Logo

Tutupan Lahan Menurun, Bencana Terus Mengancam Jatim

Reporter:

Senin, 01 February 2021 09:40 UTC

Tutupan Lahan Menurun, Bencana Terus Mengancam Jatim

Ilustrasi Gempa

JATIMNET.COM, Surabaya - Wahana Lingkungan Hidup Indonesia (WALHI) Jawa Timur mencatat bencana hidrometeorologi terus meningkat setiap tahun di wilayahnya. 

Data yang didapat WALHI Jatim dari Badan Nasional Penanggulangan Bencana (BNPB), dari tahun 2013-2014 ada sekitar 233 bencana.
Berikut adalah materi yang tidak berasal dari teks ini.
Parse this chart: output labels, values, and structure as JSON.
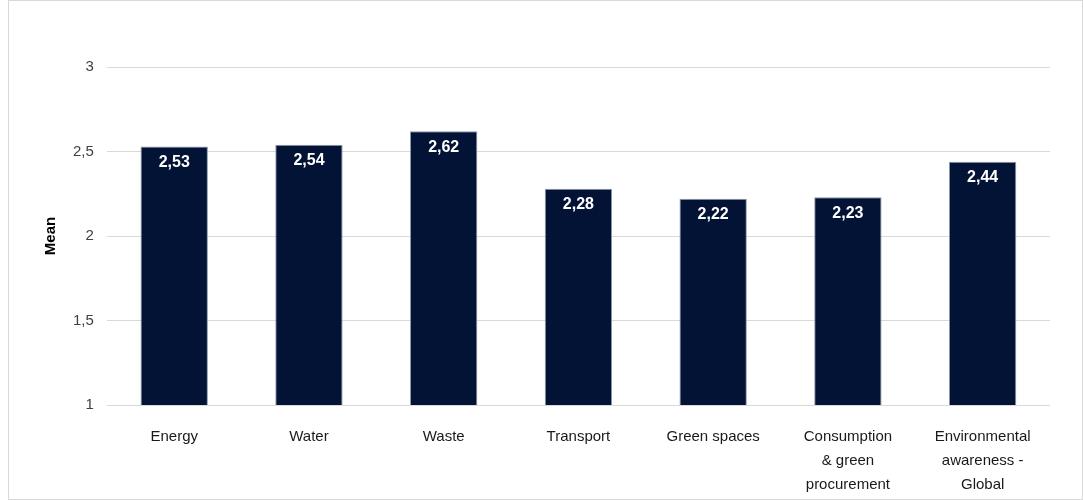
{
  "chart_data": {
    "type": "bar",
    "ylabel": "Mean",
    "categories": [
      "Energy",
      "Water",
      "Waste",
      "Transport",
      "Green spaces",
      "Consumption & green procurement",
      "Environmental awareness - Global"
    ],
    "values": [
      2.53,
      2.54,
      2.62,
      2.28,
      2.22,
      2.23,
      2.44
    ],
    "value_labels": [
      "2,53",
      "2,54",
      "2,62",
      "2,28",
      "2,22",
      "2,23",
      "2,44"
    ],
    "color": "#021336",
    "ylim": [
      1,
      3
    ],
    "yticks": [
      1,
      {
        "value": 1.5,
        "label": "1,5"
      },
      2,
      {
        "value": 2.5,
        "label": "2,5"
      },
      3
    ],
    "grid": "y"
  }
}
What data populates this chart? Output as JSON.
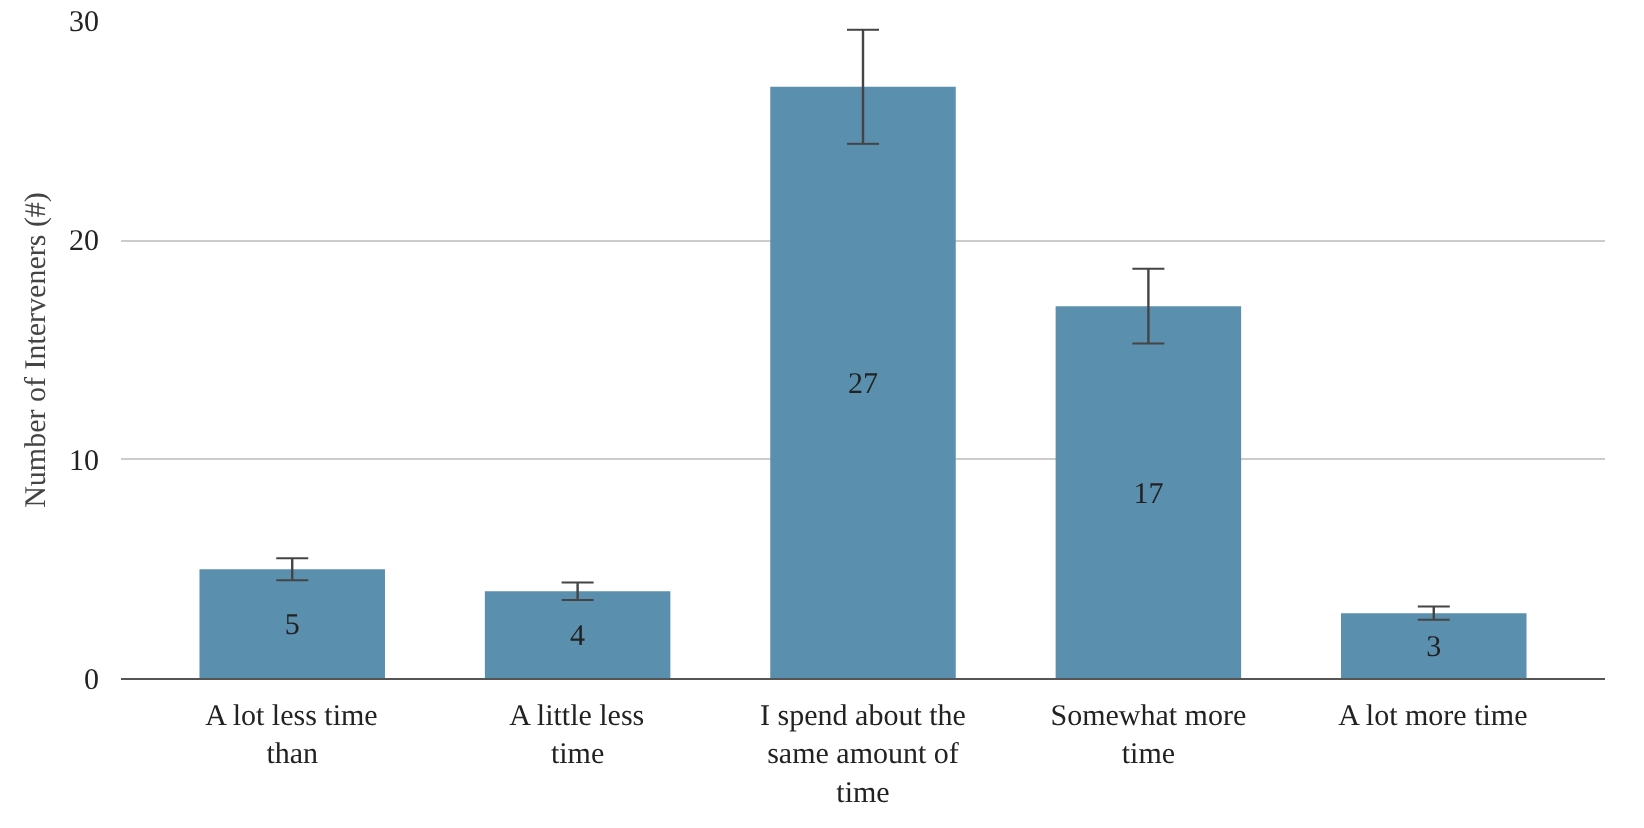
{
  "chart_data": {
    "type": "bar",
    "ylabel": "Number of Interveners (#)",
    "categories": [
      "A lot less time than",
      "A little less time",
      "I spend about the same amount of time",
      "Somewhat more time",
      "A lot more time"
    ],
    "values": [
      5,
      4,
      27,
      17,
      3
    ],
    "errors": [
      0.5,
      0.4,
      2.6,
      1.7,
      0.3
    ],
    "color": "#5a8fae",
    "ylim": [
      0,
      30
    ],
    "yticks": [
      0,
      10,
      20,
      30
    ],
    "grid": "y",
    "data_labels": true
  }
}
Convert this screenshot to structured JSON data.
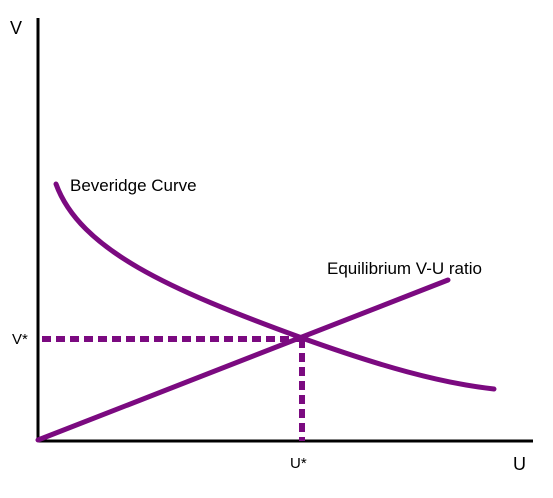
{
  "diagram": {
    "axis_labels": {
      "y": "V",
      "x": "U"
    },
    "curves": {
      "beveridge": "Beveridge Curve",
      "equilibrium": "Equilibrium V-U ratio"
    },
    "equilibrium_point": {
      "v_label": "V*",
      "u_label": "U*"
    }
  },
  "colors": {
    "curve": "#7b0a80",
    "axis": "#000000",
    "text": "#000000"
  }
}
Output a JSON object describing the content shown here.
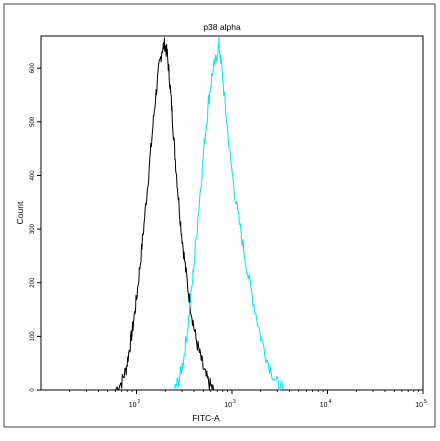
{
  "chart_data": {
    "type": "line",
    "title": "p38 alpha",
    "xlabel": "FITC-A",
    "ylabel": "Count",
    "x_scale": "log",
    "xlim": [
      10,
      100000
    ],
    "ylim": [
      0,
      660
    ],
    "x_ticks": [
      {
        "value": 100,
        "base": "10",
        "exp": "2"
      },
      {
        "value": 1000,
        "base": "10",
        "exp": "3"
      },
      {
        "value": 10000,
        "base": "10",
        "exp": "4"
      },
      {
        "value": 100000,
        "base": "10",
        "exp": "5"
      }
    ],
    "y_ticks": [
      0,
      100,
      200,
      300,
      400,
      500,
      600
    ],
    "grid": false,
    "legend": "none",
    "series": [
      {
        "color": "#000000",
        "x": [
          60,
          70,
          78,
          85,
          92,
          100,
          110,
          120,
          132,
          145,
          158,
          172,
          185,
          198,
          210,
          222,
          235,
          250,
          268,
          290,
          315,
          345,
          380,
          420,
          470,
          520,
          580,
          650
        ],
        "y": [
          0,
          15,
          40,
          80,
          120,
          170,
          240,
          310,
          390,
          470,
          545,
          600,
          635,
          645,
          625,
          580,
          520,
          450,
          380,
          310,
          250,
          190,
          140,
          95,
          60,
          30,
          10,
          0
        ]
      },
      {
        "color": "#00e5ee",
        "x": [
          250,
          280,
          310,
          340,
          380,
          420,
          470,
          520,
          570,
          620,
          680,
          730,
          780,
          850,
          950,
          1080,
          1250,
          1450,
          1700,
          2000,
          2400,
          2900,
          3400
        ],
        "y": [
          0,
          20,
          55,
          110,
          190,
          280,
          380,
          470,
          540,
          590,
          615,
          645,
          600,
          530,
          440,
          360,
          290,
          220,
          160,
          100,
          50,
          15,
          0
        ]
      }
    ]
  }
}
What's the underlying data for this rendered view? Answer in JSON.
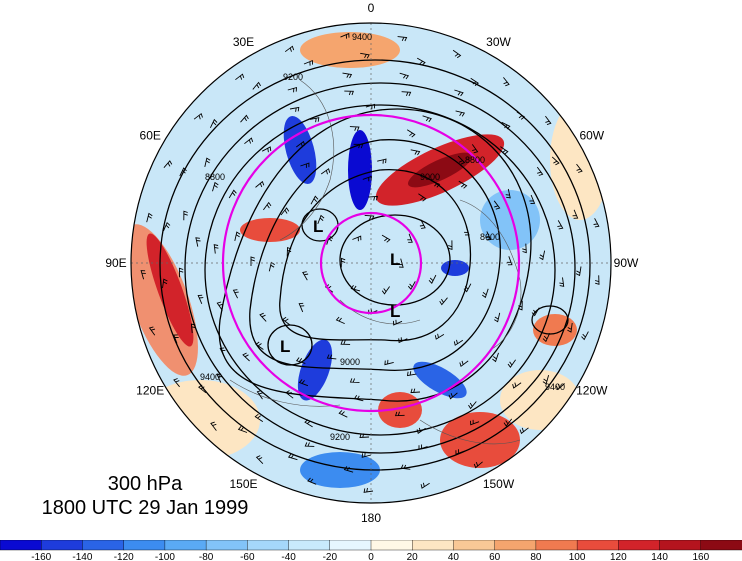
{
  "map": {
    "longitude_labels": [
      {
        "text": "0",
        "angle": 0
      },
      {
        "text": "30W",
        "angle": 30
      },
      {
        "text": "60W",
        "angle": 60
      },
      {
        "text": "90W",
        "angle": 90
      },
      {
        "text": "120W",
        "angle": 120
      },
      {
        "text": "150W",
        "angle": 150
      },
      {
        "text": "180",
        "angle": 180
      },
      {
        "text": "150E",
        "angle": 210
      },
      {
        "text": "120E",
        "angle": 240
      },
      {
        "text": "90E",
        "angle": 270
      },
      {
        "text": "60E",
        "angle": 300
      },
      {
        "text": "30E",
        "angle": 330
      }
    ],
    "contour_labels": [
      "9400",
      "9200",
      "9000",
      "8800",
      "8600",
      "9400",
      "9200",
      "9000",
      "9400",
      "8800"
    ],
    "low_markers": [
      "L",
      "L",
      "L",
      "L"
    ],
    "highlight_color": "#e600e6"
  },
  "title": {
    "level": "300 hPa",
    "time": "1800 UTC 29 Jan 1999"
  },
  "colorbar": {
    "tick_labels": [
      "-160",
      "-140",
      "-120",
      "-100",
      "-80",
      "-60",
      "-40",
      "-20",
      "0",
      "20",
      "40",
      "60",
      "80",
      "100",
      "120",
      "140",
      "160"
    ],
    "colors": [
      "#0a0ad2",
      "#1e3cdc",
      "#2a64e6",
      "#3c8cf0",
      "#5aaaf5",
      "#82c3f8",
      "#a5d7fa",
      "#c8eafc",
      "#e6f6fe",
      "#fff8e6",
      "#fde6c3",
      "#f9c896",
      "#f5a56e",
      "#f07a50",
      "#e84c3c",
      "#d2232a",
      "#b4141e",
      "#8c0a14"
    ]
  }
}
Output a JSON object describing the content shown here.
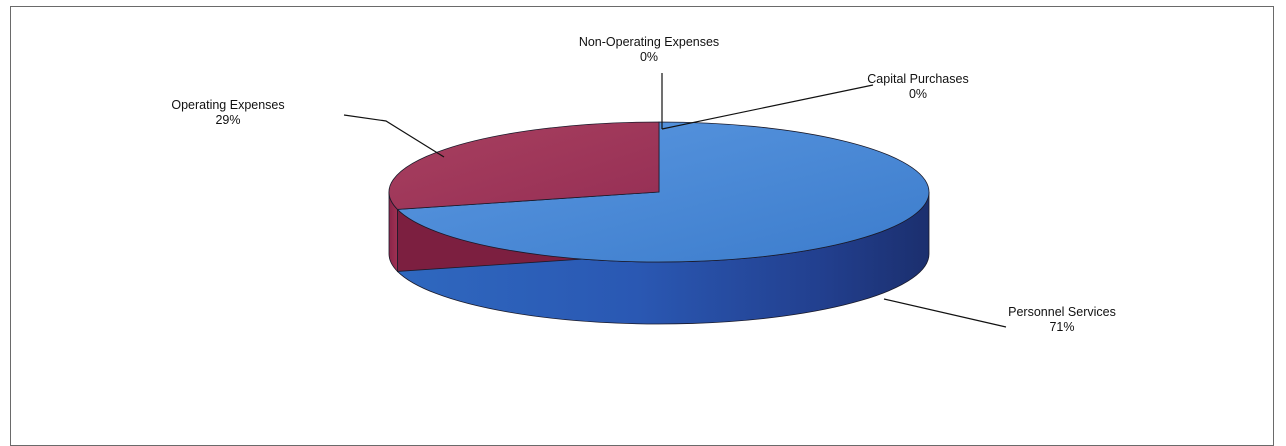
{
  "chart_data": {
    "type": "pie",
    "title": "",
    "slices": [
      {
        "label": "Personnel Services",
        "value": 71,
        "value_label": "71%",
        "color": "#3f80d0"
      },
      {
        "label": "Operating Expenses",
        "value": 29,
        "value_label": "29%",
        "color": "#a3385c"
      },
      {
        "label": "Non-Operating Expenses",
        "value": 0,
        "value_label": "0%",
        "color": "#6a2b63"
      },
      {
        "label": "Capital Purchases",
        "value": 0,
        "value_label": "0%",
        "color": "#4a4a8a"
      }
    ],
    "style": "3d-tilted",
    "legend": "none",
    "labels": "outside with leader lines"
  }
}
Meningkat setahun setelahnya pada 2015 menjadi 297 bencana. 

Meningkat lagi pada tahun 2016 sebesar 404 bencana, lalu 434 bencana di 2017, 455 bencana di 2018, bertambah lagi menjadi 620 bencana pada 2019. 

Manajer Kampanye WALHI Jatim, Wahyu Eka melihat peningkatan risiko kerentanan bencana salah satunya disebabkan oleh perilaku antropogenik. Yakni bahaya yang disebabkan oleh aktivitas manusia.

Baca Juga: Angkat Kayu di Tempat Bencana, Risma Dapat Cibiran

"Salah satu faktor penyumbang perubahan iklim dan kerentanan bencana, memunculkan sebuah keniscayaan bahwa perubahan iklim antropogenik akan meningkatkan beberapa bencana hidrometeorologi dan dampak kesehatan yang terkait," kata Wahyu Eka tertulis, Senin 1 Februari 2021. 

Data Global Forest Watch (GFW), kata Eka, pada 2001 Jawa Timur memiliki 232.000 hektar hutan primer yang membentang di lebih dari 4,8 persen luas daratannya. Namun pada tahun 2019, hutan primer di Jawa Timur hilang sekitar 439 hektar setara dengan 255 kt emisi CO₂. 

Tak hanya itu, dari 2001 hingga 2019 tercatat Jawa Timur telah kehilangan 84.500 hektar tutupan pohon. Luas itu setara dengan penurunan 4,4 persen tutupan pohon sejak 2000, dan 36,3 juta ton emisi CO₂. 

Dalam aplikasi peta milik GFW juga disebutkan adanya lima daerah teratas yang bertanggung jawab atas 54 persen, dari seluruh kehilangan tutupan pohon antara tahun 2001 dan 2019.

Baca Juga: Ada Potensi Aktivitas Kegempaan, BPBD Jatim Lakukan Langkah Ini

Rinciannya, yakni Banyuwangi 15.800 hektar, Jember 12.200 hektar, Malang 8.780 hektar, Bondowoso 4.740 hektar dan Tulungagung 3.860 hektar. 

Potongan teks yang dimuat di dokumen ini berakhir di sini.